As the dark pine forgoes the pilgrim thrush
I, sad of heart, yet unimpassioned, yield
To you this surging bosom soft with dreams,
This body fashioned of Aegean foam
And languorous moonlight. But I give you not
The eluding soul that in her broods and sleeps,
And ne’er was mine of old, nor can be yours.
It was not born of sea and moon with her,
And though it nests within her, no weak hand
Of hers shall cage it as it comes and goes,
Sorrows and wakens, sleeps, and sings again.
And so I give you but the hollow lute,
The lute alone, and not the voices low
That sang of old to some forgotten touch.
The lamp I give, but not the glimmering flame
Some alien fire must light, some alien dusk
Enisle, ere it illume your land and sea.
The shell I give you, Ares, not the song
Of murmuring winds and waves once haunting it;
The cage, but not love’s wings that come and go.
I give you them, light brother, as the earth
Gives up the dew, the mountain-side the mist!
Farewell sad face, that gleamed so like a flower
Through Paphian groves to me of old—farewell!
Some Fate beyond our dark-robed Three ordained
This love should wear the mortal rose and not
Our timeless amaranth. ’Twas writ of old, and lay
Not once with us. As we ourselves have known,
And well your sad Dodonian mother found,
From deep to deep the sails of destined love
Are blown and tossed by tides no god controls;
And at the bud of our too golden life
Eats this small canker of mortality!
I loved her once, O Ares—
I loved her once as waters love the wind;
I sought her once as rivers seek the sea;
And her deep eyes, so dream-besieged, made dawn
And midnight one. Flesh of my flesh she was,
And we together knew dark days and glad.
Then fell the change;—some hand unknown to us
Shook one white petal from the perfect flower,
And all the world grew old. Ah, who shall say
When Summer dies, or when is blown the rose?
Who, who shall know just when the quiet star
Out of the golden West is born again?
Or when the gloaming saddens into night?
’Twas writ, in truth, of old; the tide of love
Has met its turn, the long horizon lures
The homing bird, the harbour calls the sail.
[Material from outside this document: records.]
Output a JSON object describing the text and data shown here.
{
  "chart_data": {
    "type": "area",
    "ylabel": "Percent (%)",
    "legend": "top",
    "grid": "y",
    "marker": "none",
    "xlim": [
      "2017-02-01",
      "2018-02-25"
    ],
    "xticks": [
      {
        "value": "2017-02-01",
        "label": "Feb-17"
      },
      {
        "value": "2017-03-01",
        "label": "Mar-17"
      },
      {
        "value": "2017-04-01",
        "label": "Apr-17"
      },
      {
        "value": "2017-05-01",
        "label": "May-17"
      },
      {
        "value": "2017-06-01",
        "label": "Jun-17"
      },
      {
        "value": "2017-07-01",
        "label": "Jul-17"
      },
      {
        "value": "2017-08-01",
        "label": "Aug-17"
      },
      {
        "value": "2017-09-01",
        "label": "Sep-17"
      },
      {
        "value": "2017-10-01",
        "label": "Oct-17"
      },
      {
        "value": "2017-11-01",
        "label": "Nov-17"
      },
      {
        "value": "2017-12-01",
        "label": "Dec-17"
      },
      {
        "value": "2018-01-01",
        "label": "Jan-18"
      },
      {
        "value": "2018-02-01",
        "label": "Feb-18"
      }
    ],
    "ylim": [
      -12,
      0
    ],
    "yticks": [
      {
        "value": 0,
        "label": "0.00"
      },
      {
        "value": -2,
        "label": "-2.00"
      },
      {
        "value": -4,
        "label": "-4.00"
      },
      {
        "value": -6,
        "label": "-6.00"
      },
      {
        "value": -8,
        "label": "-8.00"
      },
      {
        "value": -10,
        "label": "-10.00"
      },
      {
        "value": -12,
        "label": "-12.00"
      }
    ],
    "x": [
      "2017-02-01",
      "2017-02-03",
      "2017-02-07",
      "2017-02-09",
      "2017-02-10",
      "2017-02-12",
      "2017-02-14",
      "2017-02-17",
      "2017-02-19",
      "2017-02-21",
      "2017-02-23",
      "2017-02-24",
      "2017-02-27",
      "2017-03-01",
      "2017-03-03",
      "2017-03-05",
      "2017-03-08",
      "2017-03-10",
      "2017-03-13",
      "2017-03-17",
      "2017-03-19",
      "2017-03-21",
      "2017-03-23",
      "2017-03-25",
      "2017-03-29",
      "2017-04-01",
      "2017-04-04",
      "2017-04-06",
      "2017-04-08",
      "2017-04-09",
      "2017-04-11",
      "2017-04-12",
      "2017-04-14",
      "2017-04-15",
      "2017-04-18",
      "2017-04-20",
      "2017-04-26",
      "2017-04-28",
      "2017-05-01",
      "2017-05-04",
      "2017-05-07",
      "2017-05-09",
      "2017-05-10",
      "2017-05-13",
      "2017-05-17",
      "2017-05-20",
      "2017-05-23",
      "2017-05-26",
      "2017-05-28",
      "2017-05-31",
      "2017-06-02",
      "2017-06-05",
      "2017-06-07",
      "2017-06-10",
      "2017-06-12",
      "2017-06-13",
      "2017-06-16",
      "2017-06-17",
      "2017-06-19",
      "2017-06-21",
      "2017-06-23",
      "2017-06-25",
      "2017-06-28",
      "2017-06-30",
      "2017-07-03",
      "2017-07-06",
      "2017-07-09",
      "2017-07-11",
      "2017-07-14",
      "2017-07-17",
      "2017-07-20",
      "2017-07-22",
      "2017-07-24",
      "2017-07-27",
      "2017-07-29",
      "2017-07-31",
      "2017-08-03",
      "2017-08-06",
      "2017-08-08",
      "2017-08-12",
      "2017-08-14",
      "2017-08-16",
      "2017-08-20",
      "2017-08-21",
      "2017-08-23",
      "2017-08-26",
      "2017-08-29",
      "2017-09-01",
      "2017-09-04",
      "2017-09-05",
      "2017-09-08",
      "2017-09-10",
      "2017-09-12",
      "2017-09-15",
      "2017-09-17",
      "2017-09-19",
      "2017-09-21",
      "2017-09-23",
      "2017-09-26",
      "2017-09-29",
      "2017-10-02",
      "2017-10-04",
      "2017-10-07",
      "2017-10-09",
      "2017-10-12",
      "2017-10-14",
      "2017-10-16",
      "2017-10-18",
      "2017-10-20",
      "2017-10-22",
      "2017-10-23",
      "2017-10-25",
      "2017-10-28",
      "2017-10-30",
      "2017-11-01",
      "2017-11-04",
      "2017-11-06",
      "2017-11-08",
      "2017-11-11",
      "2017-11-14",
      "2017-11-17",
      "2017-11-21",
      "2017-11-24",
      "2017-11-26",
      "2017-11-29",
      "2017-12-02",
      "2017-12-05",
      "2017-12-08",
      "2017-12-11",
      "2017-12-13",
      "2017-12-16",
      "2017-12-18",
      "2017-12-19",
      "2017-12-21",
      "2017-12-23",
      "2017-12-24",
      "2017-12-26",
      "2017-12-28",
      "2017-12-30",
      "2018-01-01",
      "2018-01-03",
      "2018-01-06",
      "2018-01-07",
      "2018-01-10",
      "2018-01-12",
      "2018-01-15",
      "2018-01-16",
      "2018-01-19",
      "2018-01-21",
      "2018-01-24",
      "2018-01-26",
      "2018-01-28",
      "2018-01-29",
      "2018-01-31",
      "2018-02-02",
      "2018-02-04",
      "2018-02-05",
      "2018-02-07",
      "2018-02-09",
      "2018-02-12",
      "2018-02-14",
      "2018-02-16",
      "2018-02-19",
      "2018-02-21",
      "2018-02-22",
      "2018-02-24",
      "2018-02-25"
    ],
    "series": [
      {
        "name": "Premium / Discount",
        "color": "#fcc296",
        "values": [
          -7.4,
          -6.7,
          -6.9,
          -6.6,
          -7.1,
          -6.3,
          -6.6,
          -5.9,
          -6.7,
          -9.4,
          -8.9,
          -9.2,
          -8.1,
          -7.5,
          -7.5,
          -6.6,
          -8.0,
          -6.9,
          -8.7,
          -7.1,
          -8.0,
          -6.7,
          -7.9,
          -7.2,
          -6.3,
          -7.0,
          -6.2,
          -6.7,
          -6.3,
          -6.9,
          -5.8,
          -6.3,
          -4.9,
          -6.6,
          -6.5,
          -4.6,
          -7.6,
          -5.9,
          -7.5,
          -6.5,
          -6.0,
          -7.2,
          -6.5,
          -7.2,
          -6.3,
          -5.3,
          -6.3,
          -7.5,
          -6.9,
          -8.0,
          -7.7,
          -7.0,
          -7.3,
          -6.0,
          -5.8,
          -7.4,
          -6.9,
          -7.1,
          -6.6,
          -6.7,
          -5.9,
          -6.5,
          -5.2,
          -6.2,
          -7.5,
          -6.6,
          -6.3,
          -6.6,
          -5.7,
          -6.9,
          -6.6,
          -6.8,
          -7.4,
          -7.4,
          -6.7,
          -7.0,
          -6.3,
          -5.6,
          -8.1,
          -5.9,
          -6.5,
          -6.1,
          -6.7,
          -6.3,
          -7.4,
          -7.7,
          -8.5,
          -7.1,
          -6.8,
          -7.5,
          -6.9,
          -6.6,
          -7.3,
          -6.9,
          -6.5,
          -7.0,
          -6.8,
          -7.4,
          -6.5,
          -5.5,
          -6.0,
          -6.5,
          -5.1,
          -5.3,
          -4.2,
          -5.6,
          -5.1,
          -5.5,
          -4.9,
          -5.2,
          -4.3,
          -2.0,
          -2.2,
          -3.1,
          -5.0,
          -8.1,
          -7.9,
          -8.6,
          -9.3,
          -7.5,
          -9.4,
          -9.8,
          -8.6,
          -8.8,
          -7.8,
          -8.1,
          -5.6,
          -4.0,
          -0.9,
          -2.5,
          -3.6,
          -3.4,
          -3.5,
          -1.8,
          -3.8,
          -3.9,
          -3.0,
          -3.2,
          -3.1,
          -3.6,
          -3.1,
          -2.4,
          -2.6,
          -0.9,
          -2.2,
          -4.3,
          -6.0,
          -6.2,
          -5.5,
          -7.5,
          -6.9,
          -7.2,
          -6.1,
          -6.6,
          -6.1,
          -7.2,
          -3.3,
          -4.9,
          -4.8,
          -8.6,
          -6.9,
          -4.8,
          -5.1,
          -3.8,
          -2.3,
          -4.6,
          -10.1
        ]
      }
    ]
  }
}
Home, home to your glad heart she goes, while I
Fare on alone, and only broken dreams
Abide with me! And yet, when you shall tread
Lightly your sunlit hills with her and breathe
Life’s keener air, all but too exquisite,
Or look through purpling twilight on the world,
Think not my heart has followed nevermore
Those glimmering feet that walked once thus with me,
Nor dream my passion by your passion paled.
But lower than the god the temple stands;
As deeper is the sea than any wave,
Sweeter the summer than its asphodel,
So love far stronger than this woman is.
She from the untiring ocean took her birth,
And from torn wave and foam her first faint breath;
Child of unrest and change, still through her sweeps
Her natal sea’s tumultuous waywardness!
And losing her, lo, one thin drifting cloud
Curls idly from the altar in that grove
Where burn the fires that know not change or death!